You’re In Denial!

Apr 21, 2022

Jerry found a series of sexually suggestive text messages on his wife’s phone from her colleague Bruno. She’d mentioned their friendship to Jerry and how they were both the most creative graphic designers in the advertising agency. They often had lunch together. Jerry was fine about their friendship. More recently, his wife had become more preoccupied with her appearance in the mornings and what she was going to wear to work.

Then he saw Bruno’s texts to his wife, “Gee your husband’s a lucky guy having access to your hot bod” and “I know how I would look after you from morning till night” with winking emojis. Jerry’s mind instantaneously avoided the thought of them getting close to an affair or actually having an affair. He laughed it off as ‘office banter’.

What was going on in Jerry’s mind? He saw the evidence of a relationship that’s clearly moved beyond office banter yet has failed to entertain the idea that his wife and Bruno could be more than just colleagues. This has all happened unconsciously, without his awareness, and shows the power of the ego defence mechanism called denial.

Denial is an extremely common defence mechanism. Like all defence mechanisms, it’s used as an avoidance strategy when we can’t face the reality of the situation or information in front of us. Our unconscious mind denies reality to protect us from the emotional impact – it feels too overwhelming. In this case, Jerry could not entertain what might be going on between his wife and Bruno. This is different from consciously turning a blind eye or lying to ourselves when we know the reality.

Denial is helpful sometimes as it allows our mind some time to process the enormity of the information or situation until we are slightly more able to face it. We often use this defence mechanism when we are faced with shocking news. This could be the diagnosis of a terminal illness, the death of someone close to us, or that our partner wants to leave the relationship.

It becomes problematic when we allow denial to linger for too long. We need to face reality and the grief that will come in when we do. I’ve seen this with clients who struggle to come to terms with their partner leaving them. It can be pathological when it lingers. I’ve had to point to the partner’s empty seat in the consulting room saying, “Where are they?” or even more challenging “Their seat in the couples therapy has been empty for 6 months. They left home then and they’re not giving you signs they want to work on the relationship.”

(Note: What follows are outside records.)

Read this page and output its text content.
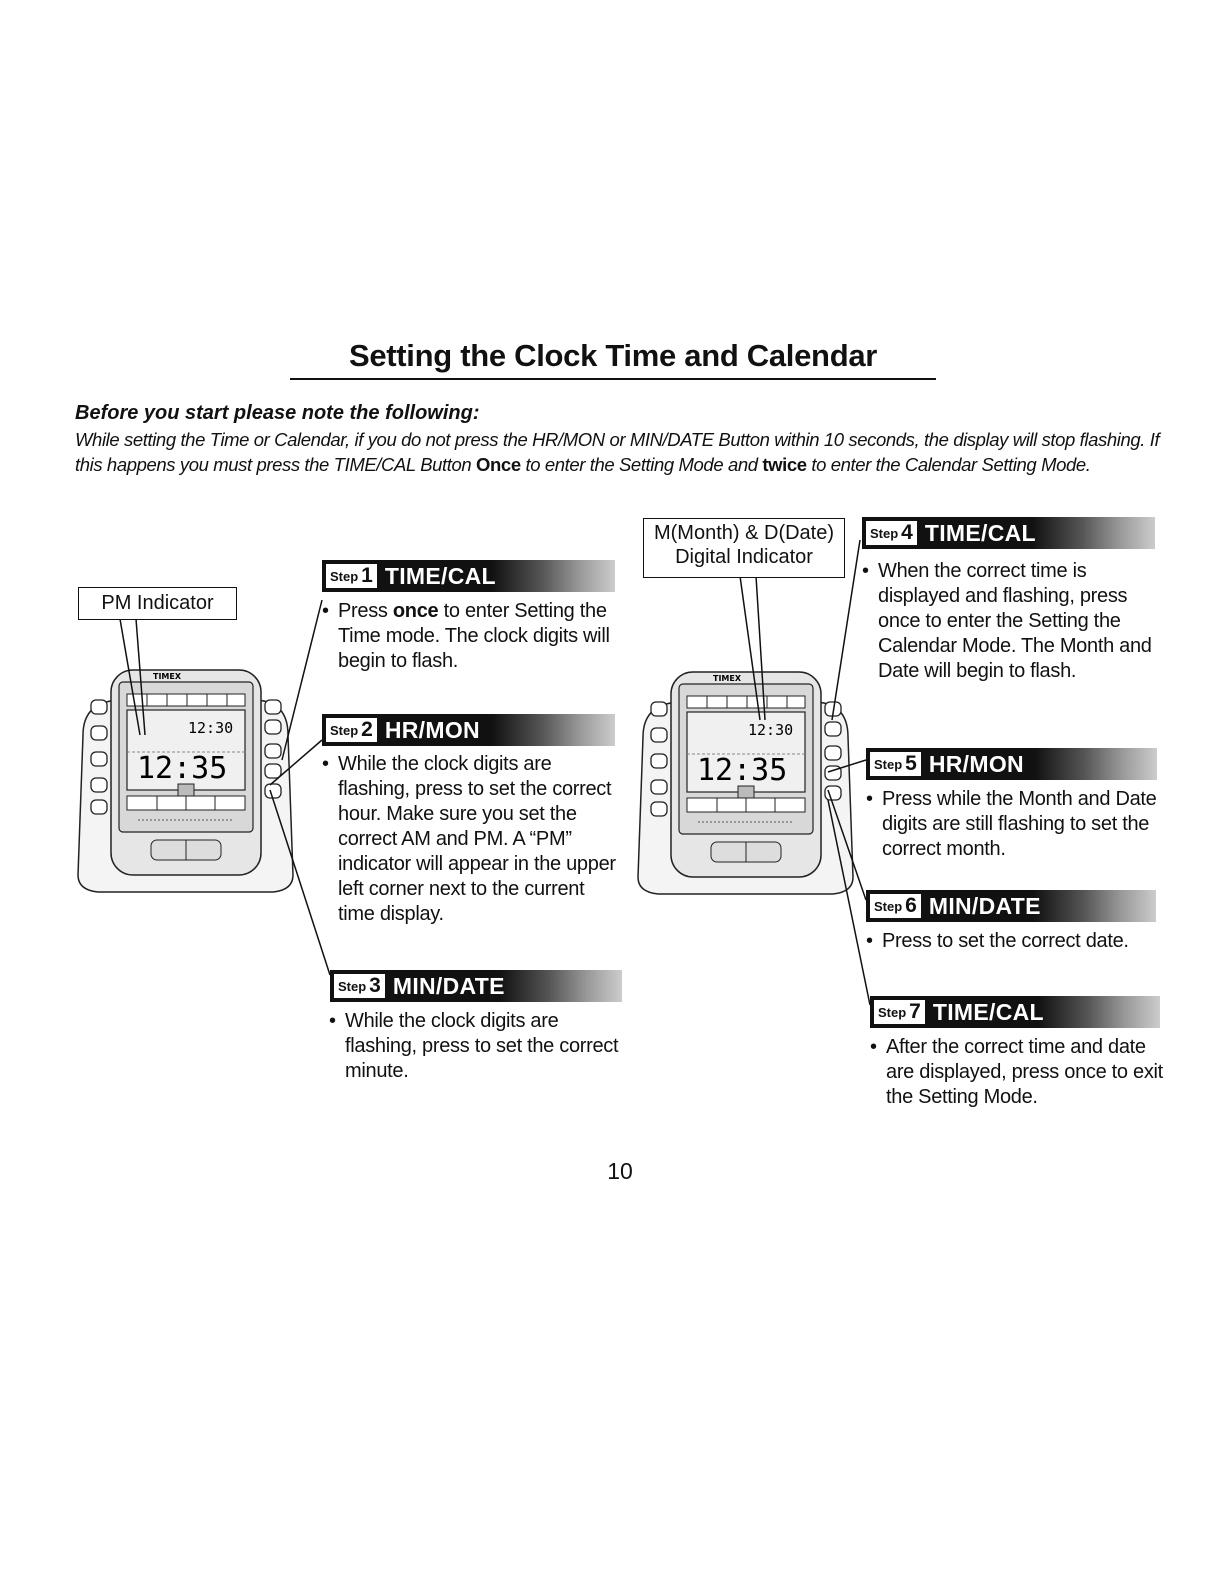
Setting the Clock Time and Calendar
Before you start please note the following:
While setting the Time or Calendar, if you do not press the HR/MON or MIN/DATE Button within 10 seconds, the display will stop flashing. If this happens you must press the TIME/CAL Button Once to enter the Setting Mode and twice to enter the Calendar Setting Mode.
TIMEX
12:30
12:35
TIMEX
12:30
12:35
PM Indicator
M(Month) & D(Date)
Digital Indicator
Step 1 TIME/CAL
• Press once to enter Setting the Time mode. The clock digits will begin to flash.
Step 2 HR/MON
• While the clock digits are flashing, press to set the correct hour. Make sure you set the correct AM and PM. A “PM” indicator will appear in the upper left corner next to the current time display.
Step 3 MIN/DATE
• While the clock digits are flashing, press to set the correct minute.
Step 4 TIME/CAL
• When the correct time is displayed and flashing, press once to enter the Setting the Calendar Mode. The Month and Date will begin to flash.
Step 5 HR/MON
• Press while the Month and Date digits are still flashing to set the correct month.
Step 6 MIN/DATE
• Press to set the correct date.
Step 7 TIME/CAL
• After the correct time and date are displayed, press once to exit the Setting Mode.
10
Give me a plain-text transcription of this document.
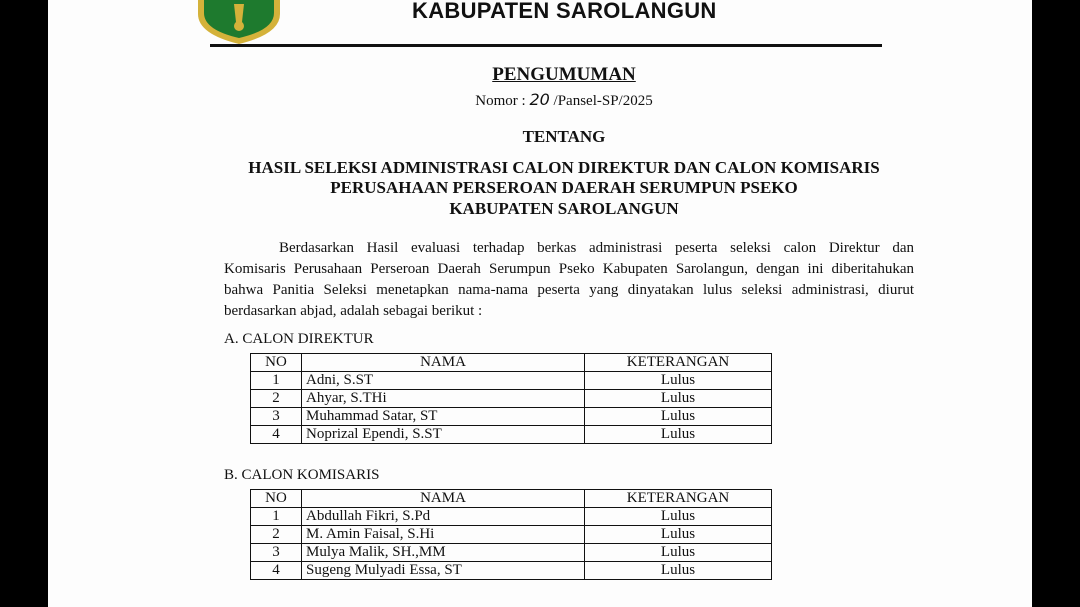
KABUPATEN SAROLANGUN
PENGUMUMAN
Nomor : 20 /Pansel-SP/2025
TENTANG
HASIL SELEKSI ADMINISTRASI CALON DIREKTUR DAN CALON KOMISARIS
PERUSAHAAN PERSEROAN DAERAH SERUMPUN PSEKO
KABUPATEN SAROLANGUN
Berdasarkan Hasil evaluasi terhadap berkas administrasi peserta seleksi calon Direktur dan
Komisaris Perusahaan Perseroan Daerah Serumpun Pseko Kabupaten Sarolangun, dengan ini diberitahukan
bahwa Panitia Seleksi menetapkan nama-nama peserta yang dinyatakan lulus seleksi administrasi, diurut
berdasarkan abjad, adalah sebagai berikut :
A. CALON DIREKTUR
NO	NAMA	KETERANGAN
1	Adni, S.ST	Lulus
2	Ahyar, S.THi	Lulus
3	Muhammad Satar, ST	Lulus
4	Noprizal Ependi, S.ST	Lulus
B. CALON KOMISARIS
NO	NAMA	KETERANGAN
1	Abdullah Fikri, S.Pd	Lulus
2	M. Amin Faisal, S.Hi	Lulus
3	Mulya Malik, SH.,MM	Lulus
4	Sugeng Mulyadi Essa, ST	Lulus
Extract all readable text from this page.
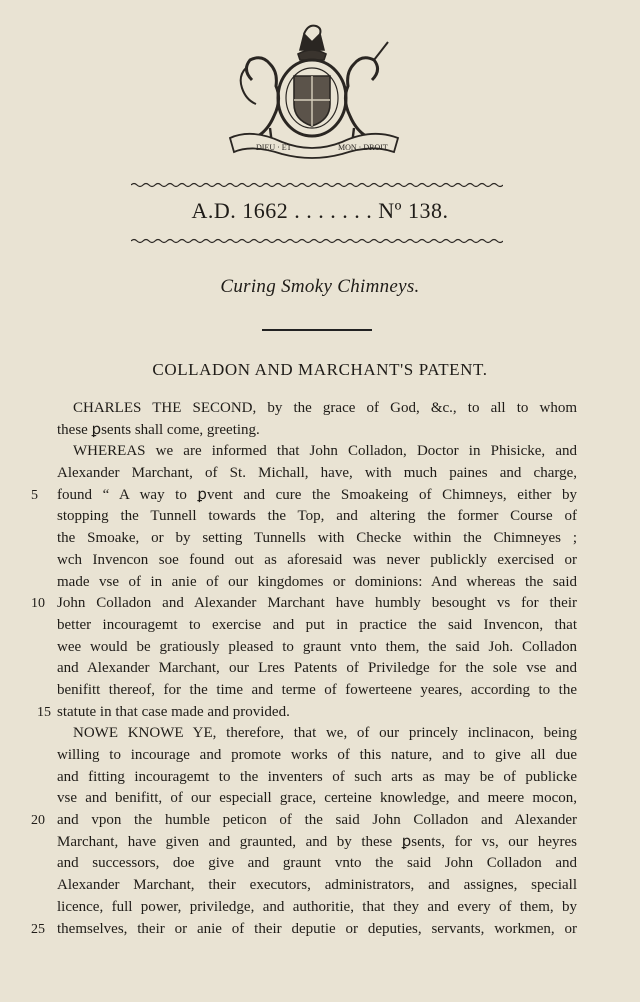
DIEU · ET	MON · DROIT
A.D. 1662 . . . . . . . Nº 138.
Curing Smoky Chimneys.
COLLADON AND MARCHANT'S PATENT.
CHARLES THE SECOND, by the grace of God, &c., to all to whom
these ꝑsents shall come, greeting.
WHEREAS we are informed that John Colladon, Doctor in Phisicke, and
Alexander Marchant, of St. Michall, have, with much paines and charge,
5	found “ A way to ꝑvent and cure the Smoakeing of Chimneys, either by
stopping the Tunnell towards the Top, and altering the former Course of
the Smoake, or by setting Tunnells with Checke within the Chimneyes ;
wch Invencon soe found out as aforesaid was never publickly exercised or
made vse of in anie of our kingdomes or dominions: And whereas the said
10 John Colladon and Alexander Marchant have humbly besought vs for their
better incouragemt to exercise and put in practice the said Invencon, that
wee would be gratiously pleased to graunt vnto them, the said Joh. Colladon
and Alexander Marchant, our Lres Patents of Priviledge for the sole vse and
benifitt thereof, for the time and terme of fowerteene yeares, according to the
15 statute in that case made and provided.
NOWE KNOWE YE, therefore, that we, of our princely inclinacon, being
willing to incourage and promote works of this nature, and to give all due
and fitting incouragemt to the inventers of such arts as may be of publicke
vse and benifitt, of our especiall grace, certeine knowledge, and meere mocon,
20 and vpon the humble peticon of the said John Colladon and Alexander
Marchant, have given and graunted, and by these ꝑsents, for vs, our heyres
and successors, doe give and graunt vnto the said John Colladon and
Alexander Marchant, their executors, administrators, and assignes, speciall
licence, full power, priviledge, and authoritie, that they and every of them, by
25 themselves, their or anie of their deputie or deputies, servants, workmen, or
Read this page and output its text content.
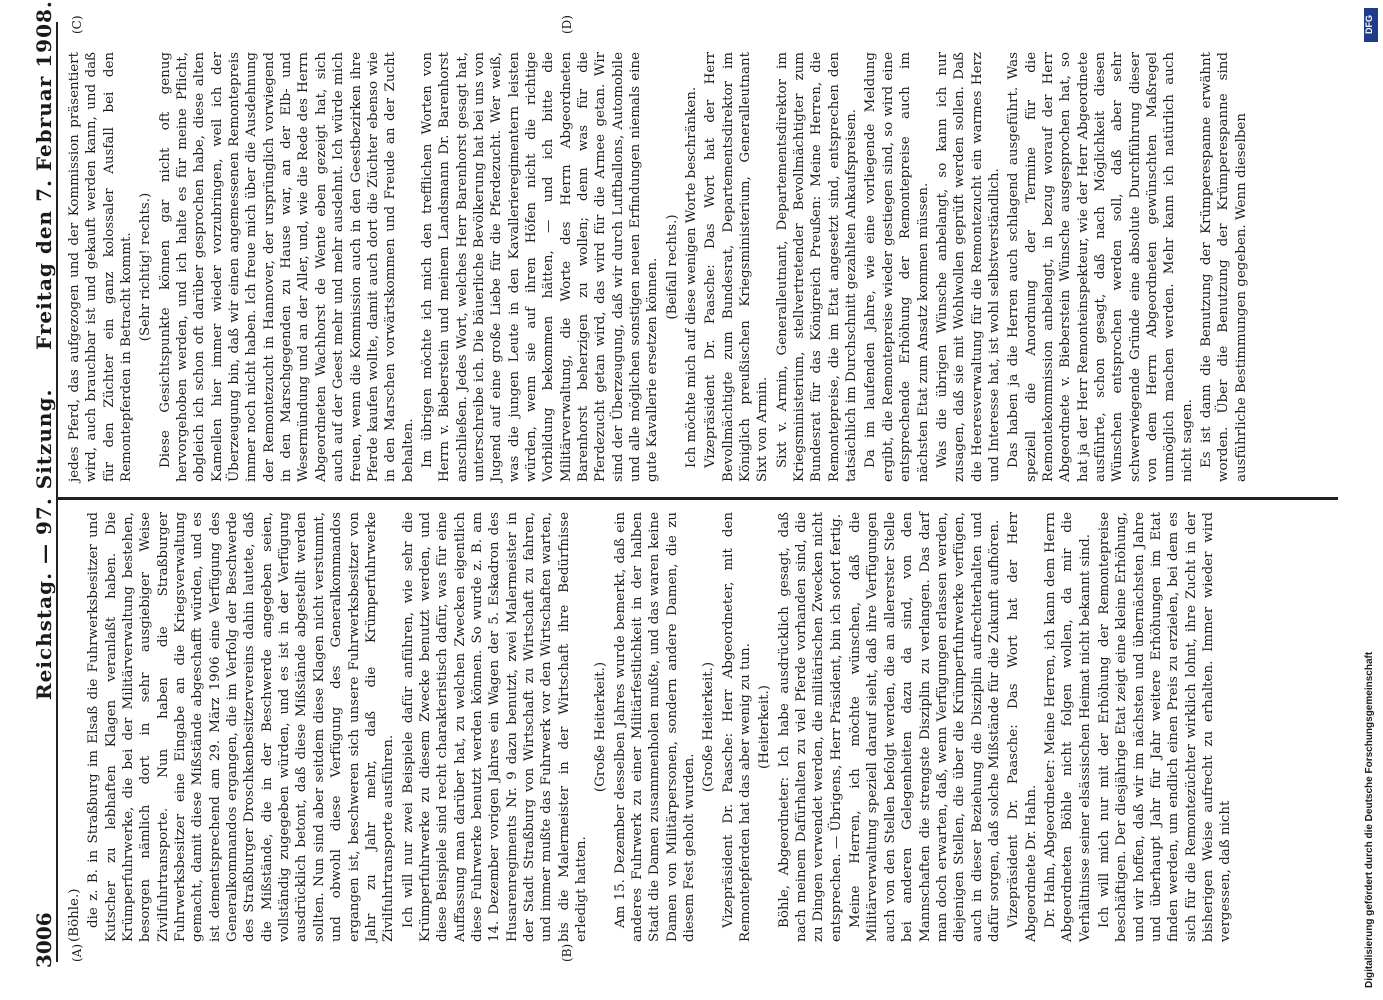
3006
Reichstag. — 97. Sitzung.
Freitag den 7. Februar 1908.
(A)	(B)
(C)	(D)

(Böhle.) die z. B. in Straßburg im Elsaß die Fuhrwerksbesitzer und Kutscher zu lebhaften Klagen veranlaßt haben. Die Krümperfuhrwerke, die bei der Militärverwaltung bestehen, besorgen nämlich dort in sehr ausgiebiger Weise Zivilfuhrtransporte. Nun haben die Straßburger Fuhrwerksbesitzer eine Eingabe an die Kriegsverwaltung gemacht, damit diese Mißstände abgeschafft würden, und es ist dementsprechend am 29. März 1906 eine Verfügung des Generalkommandos ergangen, die im Verfolg der Beschwerde des Straßburger Droschkenbesitzervereins dahin lautete, daß die Mißstände, die in der Beschwerde angegeben seien, vollständig zugegeben würden, und es ist in der Verfügung ausdrücklich betont, daß diese Mißstände abgestellt werden sollten. Nun sind aber seitdem diese Klagen nicht verstummt, und obwohl diese Verfügung des Generalkommandos ergangen ist, beschweren sich unsere Fuhrwerksbesitzer von Jahr zu Jahr mehr, daß die Krümperfuhrwerke Zivilfuhrtransporte ausführen. Ich will nur zwei Beispiele dafür anführen, wie sehr die Krümperfuhrwerke zu diesem Zwecke benutzt werden, und diese Beispiele sind recht charakteristisch dafür, was für eine Auffassung man darüber hat, zu welchen Zwecken eigentlich diese Fuhrwerke benutzt werden können. So wurde z. B. am 14. Dezember vorigen Jahres ein Wagen der 5. Eskadron des Husarenregiments Nr. 9 dazu benutzt, zwei Malermeister in der Stadt Straßburg von Wirtschaft zu Wirtschaft zu fahren, und immer mußte das Fuhrwerk vor den Wirtschaften warten, bis die Malermeister in der Wirtschaft ihre Bedürfnisse erledigt hatten.

(Große Heiterkeit.) Am 15. Dezember desselben Jahres wurde bemerkt, daß ein anderes Fuhrwerk zu einer Militärfestlichkeit in der halben Stadt die Damen zusammenholen mußte, und das waren keine Damen von Militärpersonen, sondern andere Damen, die zu diesem Fest geholt wurden.

(Große Heiterkeit.) Vizepräsident Dr. Paasche: Herr Abgeordneter, mit den Remontepferden hat das aber wenig zu tun. (Heiterkeit.) Böhle, Abgeordneter: Ich habe ausdrücklich gesagt, daß nach meinem Dafürhalten zu viel Pferde vorhanden sind, die zu Dingen verwendet werden, die militärischen Zwecken nicht entsprechen. — Übrigens, Herr Präsident, bin ich sofort fertig. Meine Herren, ich möchte wünschen, daß die Militärverwaltung speziell darauf sieht, daß ihre Verfügungen auch von den Stellen befolgt werden, die an allererster Stelle bei anderen Gelegenheiten dazu da sind, von den Mannschaften die strengste Disziplin zu verlangen. Das darf man doch erwarten, daß, wenn Verfügungen erlassen werden, diejenigen Stellen, die über die Krümperfuhrwerke verfügen, auch in dieser Beziehung die Disziplin aufrechterhalten und dafür sorgen, daß solche Mißstände für die Zukunft aufhören. Vizepräsident Dr. Paasche: Das Wort hat der Herr Abgeordnete Dr. Hahn. Dr. Hahn, Abgeordneter: Meine Herren, ich kann dem Herrn Abgeordneten Böhle nicht folgen wollen, da mir die Verhältnisse seiner elsässischen Heimat nicht bekannt sind. Ich will mich nur mit der Erhöhung der Remontepreise beschäftigen. Der diesjährige Etat zeigt eine kleine Erhöhung, und wir hoffen, daß wir im nächsten und übernächsten Jahre und überhaupt Jahr für Jahr weitere Erhöhungen im Etat finden werden, um endlich einen Preis zu erzielen, bei dem es sich für die Remontezüchter wirklich lohnt, ihre Zucht in der bisherigen Weise aufrecht zu erhalten. Immer wieder wird vergessen, daß nicht

jedes Pferd, das aufgezogen und der Kommission präsentiert wird, auch brauchbar ist und gekauft werden kann, und daß für den Züchter ein ganz kolossaler Ausfall bei den Remontepferden in Betracht kommt. (Sehr richtig! rechts.) Diese Gesichtspunkte können gar nicht oft genug hervorgehoben werden, und ich halte es für meine Pflicht, obgleich ich schon oft darüber gesprochen habe, diese alten Kamellen hier immer wieder vorzubringen, weil ich der Überzeugung bin, daß wir einen angemessenen Remontepreis immer noch nicht haben. Ich freue mich über die Ausdehnung der Remontezucht in Hannover, der ursprünglich vorwiegend in den Marschgegenden zu Hause war, an der Elb- und Wesermündung und an der Aller, und, wie die Rede des Herrn Abgeordneten Wachhorst de Wente eben gezeigt hat, sich auch auf der Geest mehr und mehr ausdehnt. Ich würde mich freuen, wenn die Kommission auch in den Geestbezirken ihre Pferde kaufen wollte, damit auch dort die Züchter ebenso wie in den Marschen vorwärtskommen und Freude an der Zucht behalten. Im übrigen möchte ich mich den trefflichen Worten von Herrn v. Bieberstein und meinem Landsmann Dr. Barenhorst anschließen. Jedes Wort, welches Herr Barenhorst gesagt hat, unterschreibe ich. Die bäuerliche Bevölkerung hat bei uns von Jugend auf eine große Liebe für die Pferdezucht. Wer weiß, was die jungen Leute in den Kavallerieregimentern leisten würden, wenn sie auf ihren Höfen nicht die richtige Vorbildung bekommen hätten, — und ich bitte die Militärverwaltung, die Worte des Herrn Abgeordneten Barenhorst beherzigen zu wollen; denn was für die Pferdezucht getan wird, das wird für die Armee getan. Wir sind der Überzeugung, daß wir durch Luftballons, Automobile und alle möglichen sonstigen neuen Erfindungen niemals eine gute Kavallerie ersetzen können. (Beifall rechts.) Ich möchte mich auf diese wenigen Worte beschränken. Vizepräsident Dr. Paasche: Das Wort hat der Herr Bevollmächtigte zum Bundesrat, Departementsdirektor im Königlich preußischen Kriegsministerium, Generalleutnant Sixt von Armin. Sixt v. Armin, Generalleutnant, Departementsdirektor im Kriegsministerium, stellvertretender Bevollmächtigter zum Bundesrat für das Königreich Preußen: Meine Herren, die Remontepreise, die im Etat angesetzt sind, entsprechen den tatsächlich im Durchschnitt gezahlten Ankaufspreisen. Da im laufenden Jahre, wie eine vorliegende Meldung ergibt, die Remontepreise wieder gestiegen sind, so wird eine entsprechende Erhöhung der Remontepreise auch im nächsten Etat zum Ansatz kommen müssen. Was die übrigen Wünsche anbelangt, so kann ich nur zusagen, daß sie mit Wohlwollen geprüft werden sollen. Daß die Heeresverwaltung für die Remontezucht ein warmes Herz und Interesse hat, ist wohl selbstverständlich. Das haben ja die Herren auch schlagend ausgeführt. Was speziell die Anordnung der Termine für die Remontekommission anbelangt, in bezug worauf der Herr Abgeordnete v. Bieberstein Wünsche ausgesprochen hat, so hat ja der Herr Remonteinspekteur, wie der Herr Abgeordnete ausführte, schon gesagt, daß nach Möglichkeit diesen Wünschen entsprochen werden soll, daß aber sehr schwerwiegende Gründe eine absolute Durchführung dieser von dem Herrn Abgeordneten gewünschten Maßregel unmöglich machen werden. Mehr kann ich natürlich auch nicht sagen. Es ist dann die Benutzung der Krümperespanne erwähnt worden. Über die Benutzung der Krümperespanne sind ausführliche Bestimmungen gegeben. Wenn dieselben

DFG
Digitalisierung gefördert durch die Deutsche Forschungsgemeinschaft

As a therapist, I need to stand firmly in reality and keep moving my clients away from denial, even if it’s hard for them to hear it. My role is to help my clients face the distressing reality that their minds want to keep at bay.

Relationships can be harmed by a partner’s use of denial. I’ve seen this many times over and denial can prevent them connecting and being intimate. They feel hurt, annoyed, or frustrated when their partner denies the concerns raised. They feel isolated and unsupported by them.

Rolf shared with his partner Dimitri that their decreasing intimacy was concerning him. Rolf had already had a previous relationship end when the intimacy waned. He was left devastated. Now with Dimitri, Rolf shares his thoughts and fears about how their relationship’s deteriorating. Yet Dimitri replies, “It’s fine as we both enjoy the sex we do have.”

Why can’t Dimitri hear Rolf’s concerns and engage in a discussion with him? What can’t he face about their dwindling sex life? What Dimitri doesn’t understand is that he can’t tolerate any expression of Rolf feeling anything other than happy. His mum left his dad when he was 4 years old as she was unhappy. This prior experience was traumatic for him and his family and causes him to deny Rolf’s reality.

All Dimitri wants is for Rolf to return to a ‘happy’ state. But Dimitri’s denial never satisfies Rolf. Over the long term, Rolf will resent Dimitri, and the more this occurs, the lonelier and more unsupported he will feel. Repeated denial has serious consequences and destabilises relationships. It will for this couple too.